Concepts¶
Root directories¶
The most important concept for scilo is "root directories".
These are directories that should be present at the root of your project that organize your files into different functions.
Code¶
This folder contains all the code used to process files from data, perform statistical analyses, create visualizations, and save the outputs in results. Generally, this directory contains a series of subdirectories, each of which contain a set of related scripts for a single research question. For example, each subdirectory may contain:
- a workflow file (e.g.
SnakefileorNextflow), - a data pre-processing script,
- a statistical analysis and calculation script, or
- a plotting script
An example code directory is:
code/
├─ YYYY-mm-dd_first-analysis/
│ ├─ plot.r
│ ├─ preprocess.py
│ ├─ README.md
│ └─ Snakefile
│
├─ YYYY-mm-dd_second-analysis/
│ ├─ analysis.java
│ ├─ main.nf
│ ├─ plot.r
│ └─ README.org
└─ README.md
Data¶
All raw and processed data should be found within this directory. The datasets located here will then be sourced by code within the code directory and used to generate outputs in the results directory.

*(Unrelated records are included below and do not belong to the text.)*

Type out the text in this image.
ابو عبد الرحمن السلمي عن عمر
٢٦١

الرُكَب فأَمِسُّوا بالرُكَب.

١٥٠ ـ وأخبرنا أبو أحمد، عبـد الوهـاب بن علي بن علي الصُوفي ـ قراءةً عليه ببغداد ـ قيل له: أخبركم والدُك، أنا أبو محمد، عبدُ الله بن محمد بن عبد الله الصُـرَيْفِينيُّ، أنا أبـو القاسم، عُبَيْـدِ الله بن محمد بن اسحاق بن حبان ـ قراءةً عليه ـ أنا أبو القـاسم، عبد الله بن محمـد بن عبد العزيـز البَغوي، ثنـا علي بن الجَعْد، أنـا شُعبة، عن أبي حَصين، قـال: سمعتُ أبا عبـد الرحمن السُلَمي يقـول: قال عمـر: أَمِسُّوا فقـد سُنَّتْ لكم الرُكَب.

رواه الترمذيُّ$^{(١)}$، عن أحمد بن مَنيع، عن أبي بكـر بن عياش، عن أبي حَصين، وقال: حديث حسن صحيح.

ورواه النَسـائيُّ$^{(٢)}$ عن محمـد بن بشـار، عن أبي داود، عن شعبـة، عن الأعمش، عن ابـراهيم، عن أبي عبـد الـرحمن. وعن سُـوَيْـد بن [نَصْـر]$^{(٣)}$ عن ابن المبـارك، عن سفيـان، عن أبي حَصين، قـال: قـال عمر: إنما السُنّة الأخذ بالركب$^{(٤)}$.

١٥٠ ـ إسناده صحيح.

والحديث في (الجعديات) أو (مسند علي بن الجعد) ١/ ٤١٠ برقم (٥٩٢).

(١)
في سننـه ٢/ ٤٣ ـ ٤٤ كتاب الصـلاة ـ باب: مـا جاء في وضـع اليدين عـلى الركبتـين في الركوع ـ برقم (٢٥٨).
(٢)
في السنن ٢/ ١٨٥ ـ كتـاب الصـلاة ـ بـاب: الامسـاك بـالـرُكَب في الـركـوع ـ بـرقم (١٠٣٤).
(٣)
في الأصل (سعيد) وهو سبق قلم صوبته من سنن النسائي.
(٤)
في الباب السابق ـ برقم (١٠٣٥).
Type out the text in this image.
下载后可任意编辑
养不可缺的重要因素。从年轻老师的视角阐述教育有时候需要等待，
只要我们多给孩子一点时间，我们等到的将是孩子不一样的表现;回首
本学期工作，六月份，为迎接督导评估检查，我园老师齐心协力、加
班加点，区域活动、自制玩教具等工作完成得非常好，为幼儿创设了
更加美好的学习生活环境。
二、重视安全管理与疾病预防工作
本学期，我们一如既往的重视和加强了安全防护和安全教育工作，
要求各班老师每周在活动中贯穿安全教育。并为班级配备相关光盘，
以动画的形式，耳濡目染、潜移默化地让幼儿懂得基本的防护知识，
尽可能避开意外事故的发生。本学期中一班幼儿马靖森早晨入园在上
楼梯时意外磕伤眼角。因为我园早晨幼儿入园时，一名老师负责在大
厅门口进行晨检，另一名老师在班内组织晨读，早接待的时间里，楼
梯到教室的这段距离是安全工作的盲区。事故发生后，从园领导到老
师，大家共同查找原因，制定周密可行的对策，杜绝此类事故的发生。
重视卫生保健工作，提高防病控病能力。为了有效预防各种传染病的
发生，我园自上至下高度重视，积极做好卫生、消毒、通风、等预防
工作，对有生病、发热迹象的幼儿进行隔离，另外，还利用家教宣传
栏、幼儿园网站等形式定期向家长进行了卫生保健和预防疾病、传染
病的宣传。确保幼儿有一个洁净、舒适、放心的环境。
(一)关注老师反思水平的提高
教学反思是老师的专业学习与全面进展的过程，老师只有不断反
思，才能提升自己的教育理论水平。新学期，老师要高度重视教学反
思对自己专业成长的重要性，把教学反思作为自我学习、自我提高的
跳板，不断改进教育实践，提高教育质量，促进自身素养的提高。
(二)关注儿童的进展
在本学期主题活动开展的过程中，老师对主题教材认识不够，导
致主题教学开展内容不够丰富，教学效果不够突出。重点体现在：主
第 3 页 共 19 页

An example data directory is:
data/
├─ dataset1/
│ ├─ data.tsv
│ ├─ metadata.tsv
│ └─ README.md
├─ dataset2_soft-link
├─ dataset3/
│ ├─ raw_data.parquet
│ ├─ README.md
│ ├─ processed_data.csv
│ └─ processing_script.py
└─ README.md
Results¶
Code and scripts in the code directory should create outputs in this directory to ensure a separation of inputs, code, and outputs. Generally, this directory contains a series of subdirectories, each of which will contain all the outputs originating from the code in the corresponding code subdirectory.
An example code and results directory is:
project_root/
├─ code/
│ ├─ YYYY-mm-dd_first-analysis/
│ │ ├─ plot.r
│ │ ├─ preprocess.py
│ │ ├─ README.md
│ │ └─ Snakefile
│ │
│ └─ YYYY-mm-dd_second-analysis/
│ ├─ analysis.py
│ ├─ plot.r
│ ├─ README.org
│ └─ main.nf
│
└─ results/
├─ YYYY-mm-dd_first-analysis/
│ ├─ figure.png
│ └─ preprocessed_data.tsv
│
└─ YYYY-mm-dd_second-analysis/
├─ data1.tsv
├─ data2.tsv
├─ data3.tsv
├─ figure1.png
├─ figure2.png
└─ figure3.png
External¶
In many research projects you will need a package manifest, like a Nix expression or an Anaconda recipe. Alternatively, you may need to vendor a copy of some external code using a git submodule. This folder can be used to house all of the relevant code so as to not populate the custom code present in code.
Documentation¶
Documentation such as a manuscript, experimental descriptions from contract research organizations, or software user guides can go in this directory. Interactive HTML notebooks like Jupyter, R Markdown, or Quarto that render or explain the data, but don't create artefacts that belong in results, could also go here. Data that belongs in data or notebooks which process data that belong in code should not be placed in here.
Required files¶
You may want certain directories to contain specific files.
An example would be a README.md file located in every data subdirectory, or a Snakefile in every code subdirectory.
You can specify what files are required in different parts of the project depending on your workflow and needs by setting the configuration file.